E agora, 44 anos depois desse encontro macabro, me recuperando de um AVC desde o final de 2022, escrevo sobre a vida, pois sobre a morte eu contei em outro livro, já na terceira edição, o “Muito prazer eu sou a morte”.
Neste, editado e lançado em Portugal, descrevo como morri pelas mãos do jagunço alagoano que, num ato de comiseração, desistiu da empreitada, mas contou o plano da emboscada, que reconstitui no livro.
Mal sabia o danado que me dava a chance de escrever dois livros: um sobre a morte e este agora sobre a vida, duas linhas que correm paralelas, mas só uma delas, a da vida, é interrompida, deixando um rastro de saudade ao finalizar o ciclo da existência às vezes de maneira repentina, brusca e cruel.
Como já morri na primeira história fico à vontade ou melhor, ressuscitado, para contar nesta agora os prazeres da vida e as histórias das minhas reportagens enquanto vou driblando a morte personificada nesta velha encarquilhada, rabugenta que ronda as madrugadas à procura de almas perdidas.
Não sei até quando vou me esconder desta senhora inconveniente. Sei, contudo, que um dia inevitavelmente serei tragado por ela.
Já estive muito perto das garras afiadas dessa ave de rapina traiçoeira , mas ela vacilou e eu escapuli em pleno voo para cair surfando no mar cintilante da Praia do Francês.
É como sobrevivente, pela segunda vez, que conto essas histórias de amizades na minha trajetória de 60 anos de profissão, de vida saudável, bem humorada e irreverente dos meus setenta e cinco anos anos de vida neste décimo primeiro livro. Ao longo de todo esse tempo fica a lição: vale a pena transgredir e confrontar o sistema quando a causa é nobre e justa, como você vai ver se seguir na leitura deste livro.
No “Muito prazer eu sou a morte” passei por momentos de tensão até dar o ponto final no livro quando o meu corpo, enfim, foi cremado e as cinzas levadas numa urna para o mar em Maceió pelos meus filhos e a Ana, minha companheira.
Agora, com “Muito prazer eu sou a vida”, compenso o chororô dos órfãos e da viúva com histórias às vezes alegre das minhas aventuras como repórter e das noites boêmias em Maceió, no Rio, Brasília e Portugal nas mesas dos bares que escolhi para os meus encontros e convivência com os amigos.

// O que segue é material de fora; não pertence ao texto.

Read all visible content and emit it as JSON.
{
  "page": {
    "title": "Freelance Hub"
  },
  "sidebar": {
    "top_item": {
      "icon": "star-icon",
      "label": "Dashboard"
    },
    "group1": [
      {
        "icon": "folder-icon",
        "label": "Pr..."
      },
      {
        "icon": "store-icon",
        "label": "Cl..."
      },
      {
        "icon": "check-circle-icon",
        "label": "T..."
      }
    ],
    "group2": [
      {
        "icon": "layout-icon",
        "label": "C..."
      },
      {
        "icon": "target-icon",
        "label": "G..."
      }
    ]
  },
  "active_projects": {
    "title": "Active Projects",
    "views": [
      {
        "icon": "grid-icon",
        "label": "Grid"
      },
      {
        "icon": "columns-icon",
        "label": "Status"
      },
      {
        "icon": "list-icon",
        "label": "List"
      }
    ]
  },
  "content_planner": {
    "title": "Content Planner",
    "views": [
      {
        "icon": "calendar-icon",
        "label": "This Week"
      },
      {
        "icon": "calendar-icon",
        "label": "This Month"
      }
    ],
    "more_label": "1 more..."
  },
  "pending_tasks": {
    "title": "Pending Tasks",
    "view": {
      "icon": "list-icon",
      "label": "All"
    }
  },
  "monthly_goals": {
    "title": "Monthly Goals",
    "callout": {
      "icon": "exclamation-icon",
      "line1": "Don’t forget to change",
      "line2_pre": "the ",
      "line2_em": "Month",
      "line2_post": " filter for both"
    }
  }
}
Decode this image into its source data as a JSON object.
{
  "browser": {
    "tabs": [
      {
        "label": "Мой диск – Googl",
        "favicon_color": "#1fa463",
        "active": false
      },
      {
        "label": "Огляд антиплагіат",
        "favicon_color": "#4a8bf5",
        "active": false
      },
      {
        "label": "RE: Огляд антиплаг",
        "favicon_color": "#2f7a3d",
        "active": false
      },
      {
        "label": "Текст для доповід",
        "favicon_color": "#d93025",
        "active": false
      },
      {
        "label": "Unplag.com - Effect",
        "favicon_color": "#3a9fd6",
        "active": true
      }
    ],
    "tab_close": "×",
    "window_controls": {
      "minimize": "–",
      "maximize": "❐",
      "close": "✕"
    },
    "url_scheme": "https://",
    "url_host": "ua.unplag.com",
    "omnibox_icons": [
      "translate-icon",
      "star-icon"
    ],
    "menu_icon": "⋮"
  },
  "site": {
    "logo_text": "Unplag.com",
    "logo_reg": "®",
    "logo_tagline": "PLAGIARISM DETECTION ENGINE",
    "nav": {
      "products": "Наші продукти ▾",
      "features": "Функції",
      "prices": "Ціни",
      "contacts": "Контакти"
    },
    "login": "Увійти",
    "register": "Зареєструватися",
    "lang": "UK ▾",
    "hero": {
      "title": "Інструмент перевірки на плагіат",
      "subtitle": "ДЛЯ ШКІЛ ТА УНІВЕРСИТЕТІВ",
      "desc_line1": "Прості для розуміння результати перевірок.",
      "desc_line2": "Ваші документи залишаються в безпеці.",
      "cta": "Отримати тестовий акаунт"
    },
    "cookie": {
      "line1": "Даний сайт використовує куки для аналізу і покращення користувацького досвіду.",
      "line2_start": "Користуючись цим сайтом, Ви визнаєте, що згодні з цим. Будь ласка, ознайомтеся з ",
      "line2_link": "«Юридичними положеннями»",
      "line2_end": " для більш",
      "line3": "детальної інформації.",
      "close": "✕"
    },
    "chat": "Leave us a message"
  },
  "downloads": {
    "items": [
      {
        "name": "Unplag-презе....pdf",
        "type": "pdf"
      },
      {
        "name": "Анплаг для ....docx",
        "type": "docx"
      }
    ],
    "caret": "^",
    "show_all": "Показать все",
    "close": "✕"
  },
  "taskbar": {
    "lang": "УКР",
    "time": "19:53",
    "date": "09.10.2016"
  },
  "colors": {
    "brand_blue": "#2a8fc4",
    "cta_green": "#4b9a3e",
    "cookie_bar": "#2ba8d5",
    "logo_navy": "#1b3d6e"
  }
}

Em alguns dos episódios sou personagem; em outros coadjuvante. Com amigos mais diversos como os jornalistas, artistas, músicos, poetas, políticos, boêmios e vagabundos e vagabundas da noite vivenciei as boas coisas da vida. E evidentemente ao lado dos meus queridos comunistas momentos inesquecíveis e mais saborosos da vida mundana, política e profissional.
Este livro não tem a pretensão de ensinar ninguém a viver, mas o de morrer bem, tranquilo, com saúde e dignidade desde que se mantenha saudável e amante da vida para ter a prerrogativa de subir sem mágoa, feliz da vida que, de tão curta, a gente nem se dá conta que se vai tão cedo. Afinal de contas, morrer saudável não é coisa só de gente rica.
Boa sorte caro leitor/ leitora enquanto pode driblar essa bruxa feia, desengonçada, desdentada de cara esburacada e engelhada; de mortalha surrada e foice de boia fria.
Xô senhora, descola, vá bater em outra porta se está tão ansiosa à procura de uma alma perdida.